İstanbul Atlas Üniversitesi Sağlık Bilimleri Fakültesi Beslenme ve Diyetetik Bölüm Başkanı Prof. Dr. M. Emel Alphan, 5 Aralık Dünya Türk Kahvesi Günü dolayısıyla yaptığı açıklamada kahve içme alışkanlığı ve kahve tüketiminde dikkat edilmesi gerekenler konusunda değerlendirmede bulundu.
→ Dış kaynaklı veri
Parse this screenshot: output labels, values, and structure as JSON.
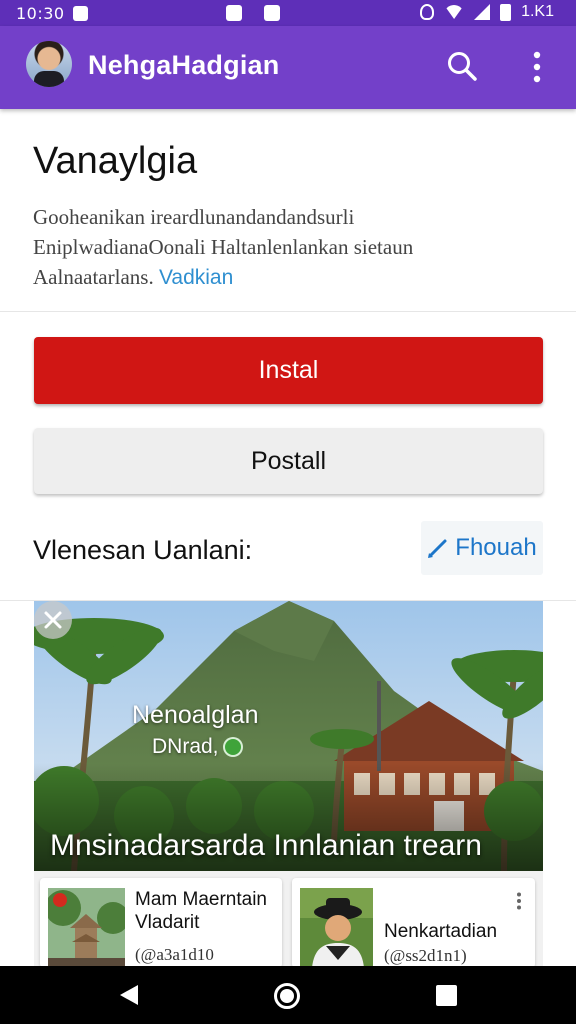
{
  "status_bar": {
    "time": "10:30",
    "battery": "1.K1"
  },
  "app_bar": {
    "title": "NehgaHadgian",
    "icons": [
      "avatar",
      "search-icon",
      "more-vert-icon"
    ]
  },
  "header": {
    "title": "Vanaylgia",
    "description_line1": "Gooheanikan ireardlunandandandsurli",
    "description_line2": "EniplwadianaOonali Haltanlenlankan sietaun",
    "description_line3": "Aalnaatarlans.",
    "description_link": "Vadkian"
  },
  "actions": {
    "install_label": "Instal",
    "postall_label": "Postall"
  },
  "section": {
    "title": "Vlenesan Uanlani:",
    "follow_label": "Fhouah",
    "follow_icon": "pencil-icon"
  },
  "feature": {
    "name": "Nenoalglan",
    "subtitle": "DNrad,",
    "caption": "Mnsinadarsarda Innlanian trearn",
    "close_icon": "close-icon"
  },
  "cards": [
    {
      "title": "Mam Maerntain Vladarit",
      "meta": "(@a3a1d10"
    },
    {
      "title": "Nenkartadian",
      "meta": "(@ss2d1n1)"
    }
  ],
  "colors": {
    "status_bar": "#5e2fb8",
    "app_bar": "#7340c9",
    "install": "#d01614",
    "link": "#2f8fd0",
    "follow": "#1d76c9"
  }
}
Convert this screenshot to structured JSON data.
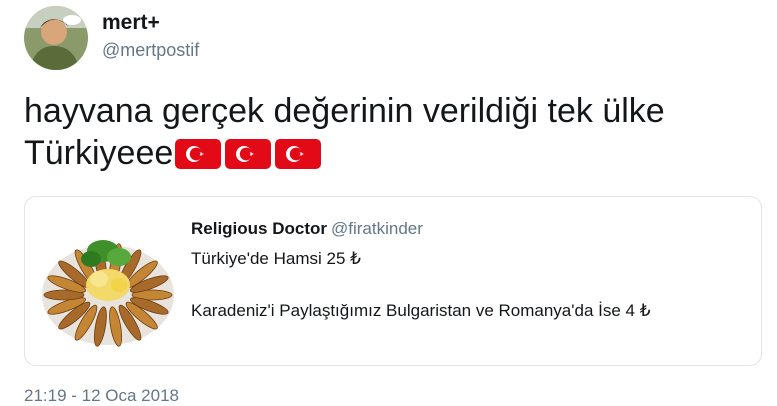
{
  "author": {
    "display_name": "mert+",
    "handle": "@mertpostif"
  },
  "tweet": {
    "text": "hayvana gerçek değerinin verildiği tek ülke Türkiyeee",
    "flag_count": 3,
    "flag_icon": "turkey-flag-icon",
    "flag_color": "#e30a17"
  },
  "quoted": {
    "display_name": "Religious Doctor",
    "handle": "@firatkinder",
    "line1": "Türkiye'de Hamsi 25 ₺",
    "line2": "Karadeniz'i Paylaştığımız Bulgaristan ve Romanya'da İse 4 ₺"
  },
  "timestamp": "21:19 - 12 Oca 2018",
  "colors": {
    "text": "#14171a",
    "secondary": "#657786",
    "border": "#dfe5ea"
  }
}
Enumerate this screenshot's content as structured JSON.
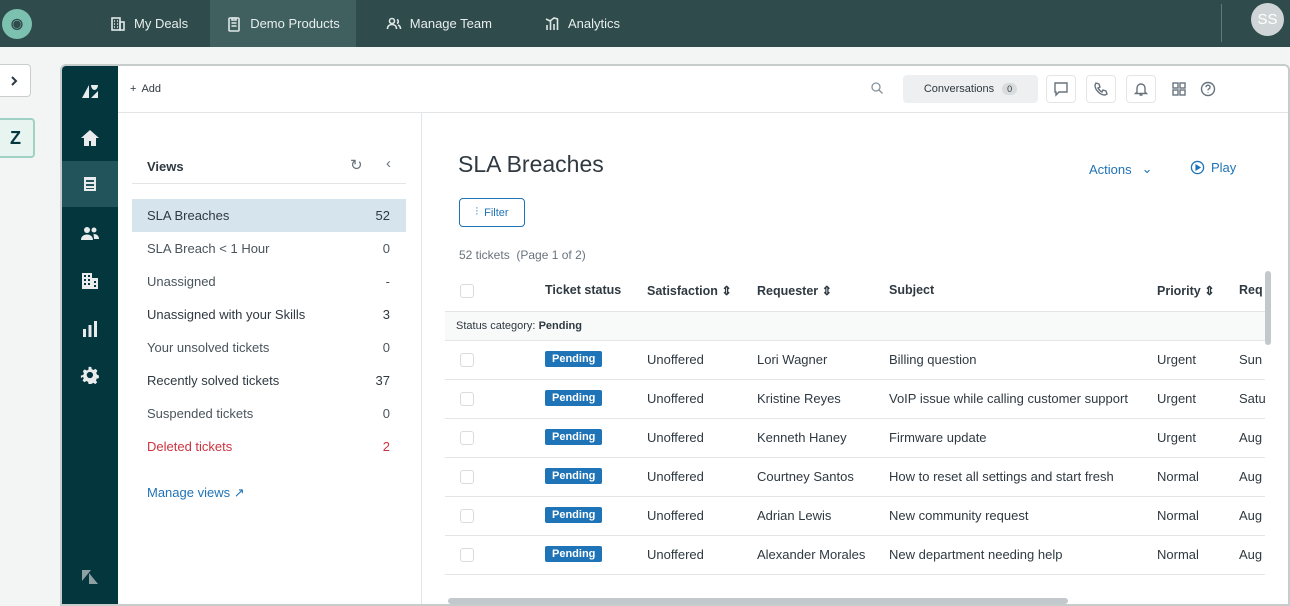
{
  "topbar": {
    "nav": [
      {
        "label": "My Deals",
        "icon": "building-icon"
      },
      {
        "label": "Demo Products",
        "icon": "clipboard-icon"
      },
      {
        "label": "Manage Team",
        "icon": "team-icon"
      },
      {
        "label": "Analytics",
        "icon": "analytics-icon"
      }
    ],
    "avatar_initials": "SS"
  },
  "header": {
    "add_label": "Add",
    "conversations_label": "Conversations",
    "conversations_count": "0"
  },
  "views": {
    "title": "Views",
    "items": [
      {
        "label": "SLA Breaches",
        "count": "52"
      },
      {
        "label": "SLA Breach < 1 Hour",
        "count": "0"
      },
      {
        "label": "Unassigned",
        "count": "-"
      },
      {
        "label": "Unassigned with your Skills",
        "count": "3"
      },
      {
        "label": "Your unsolved tickets",
        "count": "0"
      },
      {
        "label": "Recently solved tickets",
        "count": "37"
      },
      {
        "label": "Suspended tickets",
        "count": "0"
      },
      {
        "label": "Deleted tickets",
        "count": "2"
      }
    ],
    "manage_label": "Manage views"
  },
  "content": {
    "title": "SLA Breaches",
    "actions_label": "Actions",
    "play_label": "Play",
    "filter_label": "Filter",
    "ticket_count": "52 tickets",
    "page_info": "(Page 1 of 2)",
    "columns": {
      "status": "Ticket status",
      "satisfaction": "Satisfaction",
      "requester": "Requester",
      "subject": "Subject",
      "priority": "Priority",
      "requested": "Req"
    },
    "category_prefix": "Status category:",
    "category_value": "Pending",
    "rows": [
      {
        "status": "Pending",
        "satisfaction": "Unoffered",
        "requester": "Lori Wagner",
        "subject": "Billing question",
        "priority": "Urgent",
        "requested": "Sun"
      },
      {
        "status": "Pending",
        "satisfaction": "Unoffered",
        "requester": "Kristine Reyes",
        "subject": "VoIP issue while calling customer support",
        "priority": "Urgent",
        "requested": "Satu"
      },
      {
        "status": "Pending",
        "satisfaction": "Unoffered",
        "requester": "Kenneth Haney",
        "subject": "Firmware update",
        "priority": "Urgent",
        "requested": "Aug"
      },
      {
        "status": "Pending",
        "satisfaction": "Unoffered",
        "requester": "Courtney Santos",
        "subject": "How to reset all settings and start fresh",
        "priority": "Normal",
        "requested": "Aug"
      },
      {
        "status": "Pending",
        "satisfaction": "Unoffered",
        "requester": "Adrian Lewis",
        "subject": "New community request",
        "priority": "Normal",
        "requested": "Aug"
      },
      {
        "status": "Pending",
        "satisfaction": "Unoffered",
        "requester": "Alexander Morales",
        "subject": "New department needing help",
        "priority": "Normal",
        "requested": "Aug"
      }
    ]
  },
  "colors": {
    "topbar": "#2f4b4b",
    "rail": "#03363d",
    "accent": "#1f73b7",
    "active_view": "#d6e4ee",
    "deleted": "#cc3340"
  }
}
Kahve tüketiminin günümüzde arttığını ve kahve içme alışkanlığında değişiklikler yaşandığını belirten Prof. Dr. M. Emel Alphan, “20-25 sene önce kahve hayatımızı bu kadar kuşatmamıştı. Bildiğimiz tek kahve Türk kahvesiydi. Yerli ve yabancı kahve mekanları her yerde. Bizim alışkanlığımız daha çok çay içmekti. Çeşit çeşit kahve kültürü bize dışarıdan geldi. Sade kahve dışında şekerli, kremalı, dondurmalı, sıcak, soğuk vb. çeşitli kahvelerin çok fazla enerji içerdiğini de söylemek gerekiyor. Bir de kahve bardaklarının büyüklükleri ve fiyatları çok dikkat çekici” dedi.
Kahve bitkisinin tropikal iklim bölgelerinde yüksek rakımlarda yetişen çok yıllık bir ağaç olduğunu söyleyen Prof. Dr. M. Emel Alphan, kahvenin dünyada en çok tüketilen içeceklerden biri olduğunu ifade etti. Kahve tüketiminin ülkemizde de arttığını kaydeden Prof. Dr. M. Emel Alphan, “Türkiye’nin kahve ithalatı 2016-2020 döneminde yüzde 44 artarak 891 milyon 252 bin dolar seviyesine çıktı. Son verilere göre, dünyada en çok kahve tüketen ülke Finlandiya ve Norveç. Türkiye kahve tüketiminde dünyada 107’nci sırada yer alıyor. Finlandiya’da yılda kişi başına 12 kilograma kahve tüketilirken Türkiye’de yılda kişi başı 0,4 kilogram tüketiliyor” diye konuştu.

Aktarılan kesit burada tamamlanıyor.